On s’est retrouvé un matin, nos planches dans la voiture, avec la bonne idée de fuir la ville et de retrouver la côte. En discutant, on a commencé à parler de mode, de vêtements, et de tout ce qui s’y rattachait. On s’est penché sur un vêtement qui nous plaisait à tous les deux, qu’on portait, du fait de son côté à part, sobre, élégant et d’une robustesse à toute épreuve: la vareuse. On se disait que c’était dommage de la voir s’éclipser au fil du temps, ou d’être enfermé dans des clichés… Elle en a des histoires à raconter la vareuse, faut juste la dépoussiérer un peu.

Alors on s’est penché sur l’idée, de savoir quoi en faire. La vareuse, c’est une pièce à part dans le vestiaire d’un Homme. Elle a du caractère, exprime une histoire, des valeurs, voire des souvenirs pour certains. Et elle se rapporte à l’océan, qui, pour des girondins passants le meilleur de leur temps sur la plage, est un atout charme. Dans le contexte actuel, entre la mode Hipster et les surfeurs qui fleurissent un peu partout, on s’est dit qu’on avait une carte à jouer en montrant le bout de notre nez avec notre idée. Rajoutez à ça le côté inusable du vêtement et c’était tout bon.
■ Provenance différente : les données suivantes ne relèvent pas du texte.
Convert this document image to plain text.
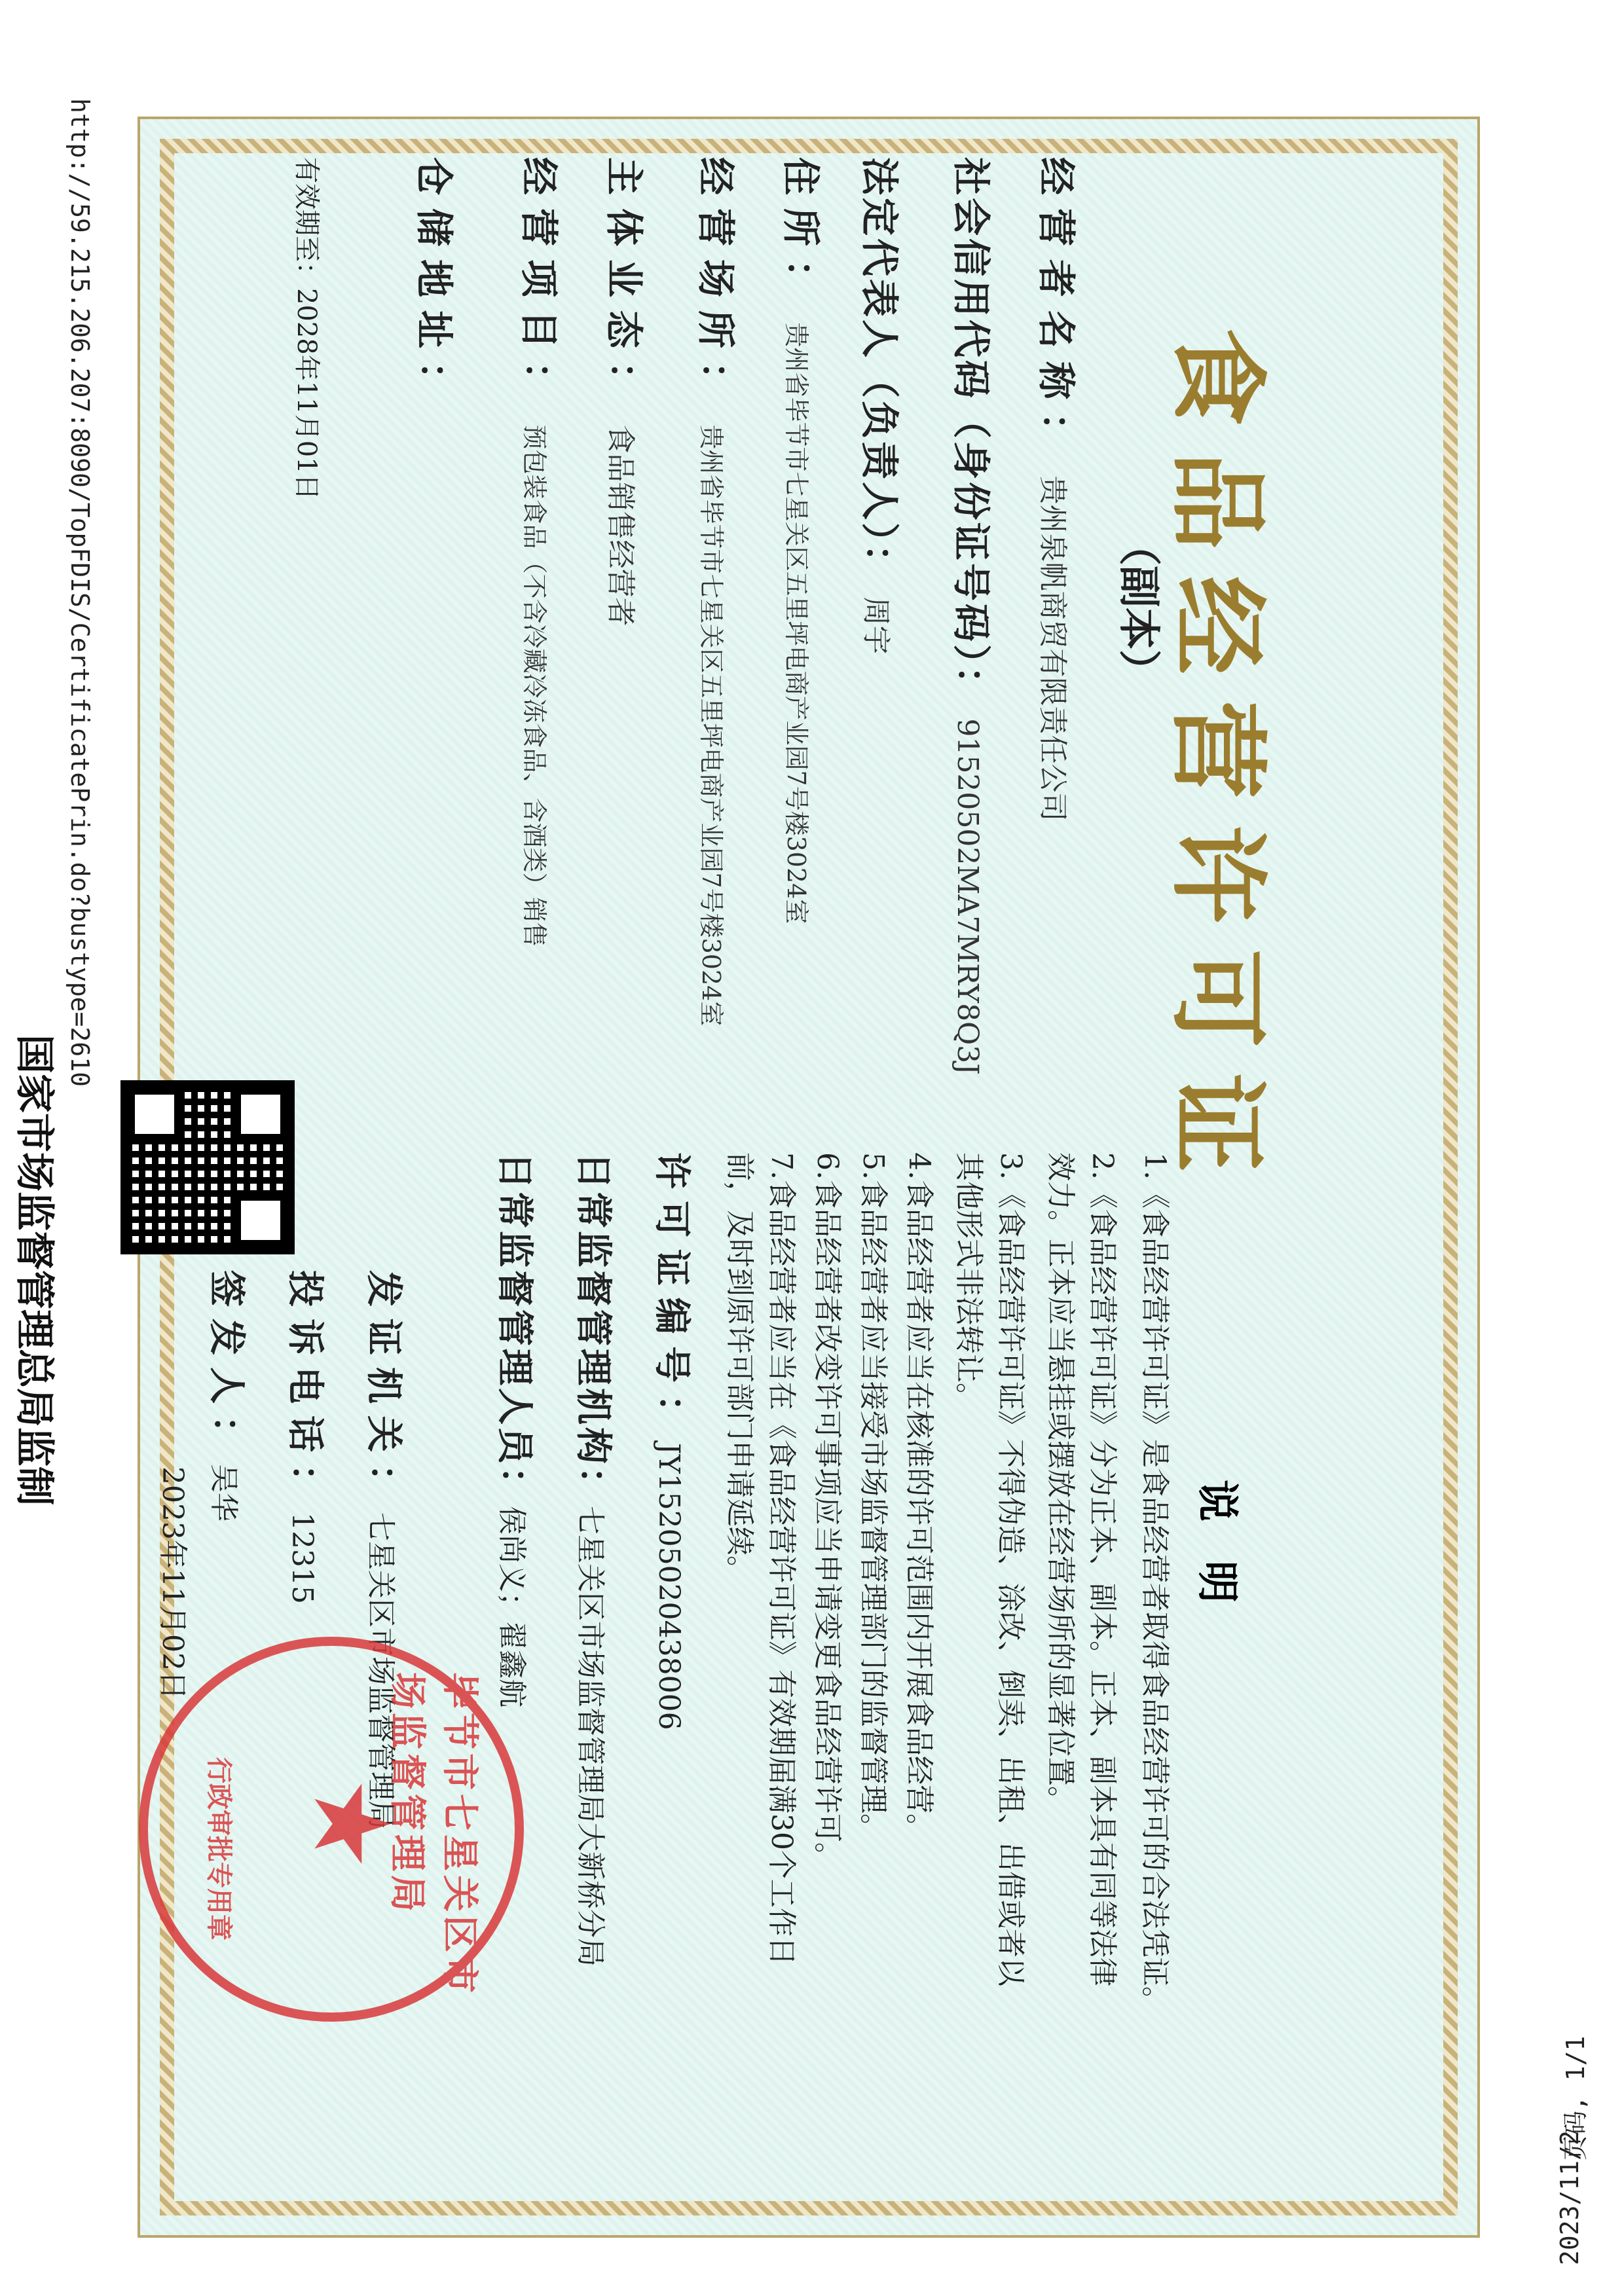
http://59.215.206.207:8090/TopFDIS/CertificatePrin.do?bustype=2610
页码, 1/1
2023/11/2
食品经营许可证
（副本）
经营者名称： 贵州泉帆商贸有限责任公司
社会信用代码（身份证号码）： 91520502MA7MRY8Q3J
法定代表人（负责人）： 周宇
住所： 贵州省毕节市七星关区五里坪电商产业园7号楼3024室
经营场所： 贵州省毕节市七星关区五里坪电商产业园7号楼3024室
主体业态： 食品销售经营者
经营项目： 预包装食品（不含冷藏冷冻食品、含酒类）销售
仓储地址：
有效期至：2028年11月01日
说明
1.《食品经营许可证》是食品经营者取得食品经营许可的合法凭证。
2.《食品经营许可证》分为正本、副本。正本、副本具有同等法律效力。正本应当悬挂或摆放在经营场所的显著位置。
3.《食品经营许可证》不得伪造、涂改、倒卖、出租、出借或者以其他形式非法转让。
4.食品经营者应当在核准的许可范围内开展食品经营。
5.食品经营者应当接受市场监督管理部门的监督管理。
6.食品经营者改变许可事项应当申请变更食品经营许可。
7.食品经营者应当在《食品经营许可证》有效期届满30个工作日前，及时到原许可部门申请延续。
许可证编号：JY15205020438006
日常监督管理机构：七星关区市场监督管理局大新桥分局
日常监督管理人员：侯尚义；翟鑫航
发证机关：七星关区市场监督管理局
投诉电话：12315
签发人：吴华
2023年11月02日
毕节市七星关区市场监督管理局
★
行政审批专用章
国家市场监督管理总局监制
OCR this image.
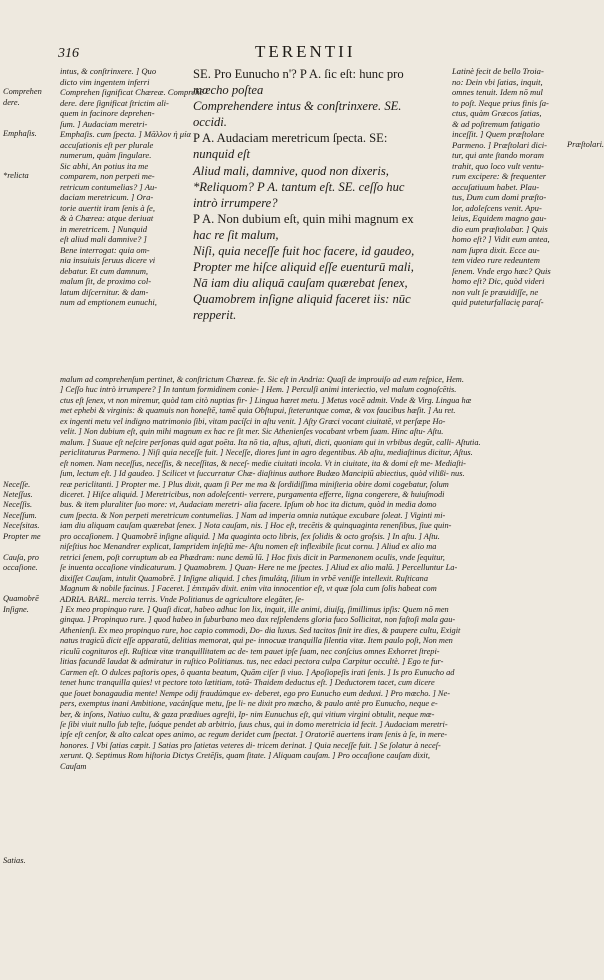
316	TERENTII
intus, & conſtrinxere. ] Quo
dicto vim ingentem inferri
Comprehen ſignificat Chæreæ. Comprehē
dere. dere ſignificat ſtrictim ali-
quem in facinore deprehen-
ſum. ] Audaciam meretri-
Emphaſis. cum ſpecta. ] Μᾶλλον ἡ μία
accuſationis eſt per plurale
numerum, quàm ſingulare.
Sic abhi, An potius ita me
comparem, non perpeti me-
retricum contumelias? ] Au-
daciam meretricum. ] Ora-
torie auertit iram ſenis à ſe,
& à Chærea: atque deriuat
in meretricem. ] Nunquid
eſt aliud mali damnive? ]
Bene interrogat: quia om-
nia insuiuis ſeruus dicere vi
debatur. Et cum damnum,
malum ſit, de proximo col-
latum diſcernitur. & dam-
num ad emptionem eunuchi,
SE. Pro Eunucho n'? P A. ſic eſt: hunc pro
mœcho poſtea
Comprehendere intus & conſtrinxere. SE.
occidi.
P A. Audaciam meretricum ſpecta. SE:
nunquid eſt
Aliud mali, damnive, quod non dixeris,
*Reliquom? P A. tantum eſt. SE. ceſſo huc
intrò irrumpere?
P A. Non dubium eſt, quin mihi magnum ex
hac re ſit malum,
Niſi, quia neceſſe fuit hoc facere, id gaudeo,
Propter me hiſce aliquid eſſe euenturū mali,
Nā iam diu aliquā cauſam quærebat ſenex,
Quamobrem inſigne aliquid faceret iis: nūc
repperit.
Latinè fecit de bello Troia-
no: Dein vbi ſatias, inquit,
omnes tenuit. Idem nō mul
to poſt. Neque prius finis ſa-
ctus, quàm Græcos ſatias,
& ad poſtremum fatigatio
inceſſit. ] Quem præſtolare
Parmeno. ] Præſtolari dici-
tur, qui ante ſtando moram
trahit, quo loco vult ventu-
rum excipere: & frequenter
accuſatiuum habet. Plau-
tus, Dum cum domi præſto-
lor, adoleſcens venit. Apu-
leius, Equidem magno gau-
dio eum præſtolabar. ] Quis
homo eſt? ] Vidit eum antea,
nam ſupra dixit. Ecce au-
tem video rure redeuntem
ſenem. Vnde ergo hæc? Quis
homo eſt? Dic, quòd videri
non vult ſe præuidiſſe, ne
quid puteturfallacię paraſ-
malum ad comprehenſum pertinet, & conſtrictum Chæreæ. fe. Sic eſt in Andria: Quaſi de improuiſo ad eum reſpice, Hem.
] Ceſſo huc intrò irrumpere? ] In tantum formidinem conie- ] Hem. ] Perculſi animi interiectio, vel malum cognoſcētis.
ctus eſt ſenex, vt non miremur, quòd tam citò nuptias fir- ] Lingua hæret metu. ] Metus vocē admit. Vnde & Virg. Lingua hæ
met ephebi & virginis: & quamuis non honeſtē, tamē quia Obſtupui, ſteteruntque comæ, & vox faucibus hæſit. ] Au ret.
ex ingenti metu vel indigno matrimonio ſibi, vitam pacíſci in aſtu venit. ] Aſty Græci vocant ciuitatē, vt perſæpe Ho-
velit. ] Non dubium eſt, quin mihi magnum ex hac re ſit mer. Sic Athenienſes vocabant vrbem ſuam. Hinc aſtu- Aſtu.
malum. ] Suaue eſt neſcire perſonas quid agat poēta. Ita nō tia, aſtus, aſtuti, dicti, quoniam qui in vrbibus degūt, calli- Aſtutia.
periclitaturus Parmeno. ] Niſi quia neceſſe fuit. ] Neceſſe, diores ſunt in agro degentibus. Ab aſtu, mediaſtinus dicitur, Aſtus.
eſt nomen. Nam neceſſus, neceſſis, & neceſſitas, & neceſ- medie ciuitati incola. Vt in ciuitate, ita & domi eſt me- Mediaſti-
ſum, lectum eſt. ] Id gaudeo. ] Scilicet vt ſuccurratur Chæ- diaſtinus authore Budæo Mancipiū abiectius, quòd vilißi- nus.
reæ periclitanti. ] Propter me. ] Plus dixit, quam ſi Per me ma & ſordidiſſima miniſteria obire domi cogebatur, ſolum
diceret. ] Hiſce aliquid. ] Meretricibus, non adoleſcenti- verrere, purgamenta efferre, ligna congerere, & huiuſmodi
bus. & item pluraliter ſuo more: vt, Audaciam meretri- alia facere. Ipſum ob hoc ita dictum, quòd in media domo
cum ſpecta. & Non perpeti meretricum contumelias. ] Nam ad imperia omnia nutúque excubare ſoleat. ] Viginti mi-
iam diu aliquam cauſam quærebat ſenex. ] Nota cauſam, nis. ] Hoc eſt, trecētis & quinquaginta renenſibus, ſiue quin-
pro occaſionem. ] Quamobrē inſigne aliquid. ] Ma quaginta octo libris, ſex ſolidis & octo groſsis. ] In aſtu. ] Aſtu.
niſeſtius hoc Menandrer explicat, Iampridem inſeſtū me- Aſtu nomen eſt inflexibile ſicut cornu. ] Aliud ex alio ma
retrici ſenem, poſt corruptum ab ea Phædram: nunc demū lū. ] Hoc fixis dicit in Parmenonem oculis, vnde ſequitur,
ſe inuenta occaſione vindicaturum. ] Quamobrem. ] Quan- Here ne me ſpectes. ] Aliud ex alio malū. ] Percelluntur La-
dixiſſet Cauſam, intulit Quamobrē. ] Inſigne aliquid. ] ches ſimulátq, ſilium in vrbē veniſſe intellexit. Ruſticana
Magnum & nobile facinus. ] Faceret. ] ἐπιτιμᾶν dixit. enim vita innocentior eſt, vt quæ ſola cum ſolis habeat com
ADRIA. BARL. mercia terris. Vnde Politianus de agricultore elegāter, ſe-
] Ex meo propinquo rure. ] Quaſi dicat, habeo adhuc lon lix, inquit, ille animi, diuiſq, ſimillimus ipſis: Quem nō men
ginqua. ] Propinquo rure. ] quod habeo in ſuburbano meo dax reſplendens gloria fuco Sollicitat, non faſtoſi mala gau-
Athenienſi. Ex meo propinquo rure, hoc capio commodi, Do- dia luxus. Sed tacitos ſinit ire dies, & paupere cultu, Exigit
natus tragicū dicit eſſe apparatū, delitias memorat, qui pe- innocuæ tranquilla ſilentia vitæ. Item paulo poſt, Non men
riculū cognituros eſt. Ruſticæ vitæ tranquillitatem ac de- tem pauet ipſe ſuam, nec conſcius omnes Exhorret ſtrepi-
litias facundē laudat & admiratur in ruſtico Politianus. tus, nec edaci pectora culpa Carpitur occultè. ] Ego te fur-
Carmen eſt. O dulces paſtoris opes, ô quanta beatum, Quām ciſer ſi viuo. ] Apoſiopeſis irati ſenis. ] Is pro Eunucho ad
tenet hunc tranquilla quies! vt pectore toto lætitiam, totā- Thaidem deductus eſt. ] Deductorem tacet, cum dicere
que ſouet bonagaudia mente! Nempe odij fraudúmque ex- deberet, ego pro Eunucho eum deduxi. ] Pro mœcho. ] Ne-
pers, exemptus inani Ambitione, vacánſque metu, ſpe li- ne dixit pro mœcho, & paulo antè pro Eunucho, neque e-
ber, & inſons, Natiuo cultu, & gaza prædiues agreſti, Ip- nim Eunuchus eſt, qui vitium virgini obtulit, neque mœ-
ſe ſibi viuit nullo ſub teſte, ſuóque pendet ab arbitrio, ſuus chus, qui in domo meretricia id fecit. ] Audaciam meretri-
ipſe eſt cenſor, & alto calcat opes animo, ac regum deridet cum ſpectat. ] Oratoriē auertens iram ſenis à ſe, in mere-
honores. ] Vbi ſatias cœpit. ] Satias pro ſatietas veteres di- tricem derinat. ] Quia neceſſe fuit. ] Se ſolatur à neceſ-
xerunt. Q. Septimus Rom hiſtoria Dictys Cretēſis, quam ſitate. ] Aliquam cauſam. ] Pro occaſione cauſam dixit,
Cauſam
Comprehen
dere.
Emphaſis.
*relicta
Neceſſe.
Neteſſus.
Neceſſis.
Neceſſum.
Neceſsitas.
Propter me
Cauſa, pro
occaſione.
Quamobrē
Inſigne.
Satias.
Præſtolari.
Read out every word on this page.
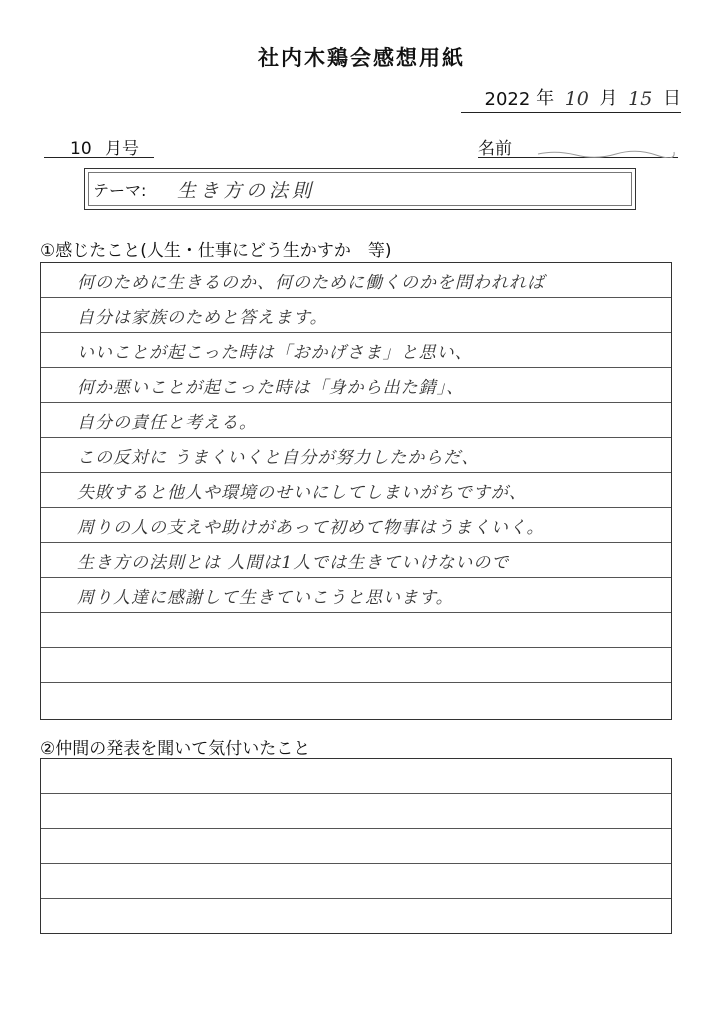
社内木鶏会感想用紙
2022 年 10 月 15 日
10 月号	名前
テーマ: 生き方の法則
①感じたこと(人生・仕事にどう生かすか　等)
何のために生きるのか、何のために働くのかを問われれば
自分は家族のためと答えます。
いいことが起こった時は「おかげさま」と思い、
何か悪いことが起こった時は「身から出た錆」、
自分の責任と考える。
この反対に うまくいくと自分が努力したからだ、
失敗すると他人や環境のせいにしてしまいがちですが、
周りの人の支えや助けがあって初めて物事はうまくいく。
生き方の法則とは 人間は1人では生きていけないので
周り人達に感謝して生きていこうと思います。
②仲間の発表を聞いて気付いたこと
Et la fabrication française? C’était le minimum pour un vêtement qu’on retrouve sur la côte Atlantique. Ça a du sens, surtout en ce moment.

Prenez deux amis de longues dates, un porteur de projet et un designer. Mettez-leur une idée porteuse de sens, avec leurs valeurs, leurs états d’esprit, et vous avez les fondations de ce qui ressemble à un projet.
De fil en aiguilles, de rencontres en rencontres, notre idée a muri. Un pas en arrière deux pas en avant parfois… ça fait réfléchir en même temps. On a voulu que ça nous ressemble, que ça vienne de notre génération, fallait y mettre du sens dans cette aventure… et lui faire voir le jour.

Deux ans plus tard, on se rappelle plus si les vagues étaient top, mais notre projet, il est bien là.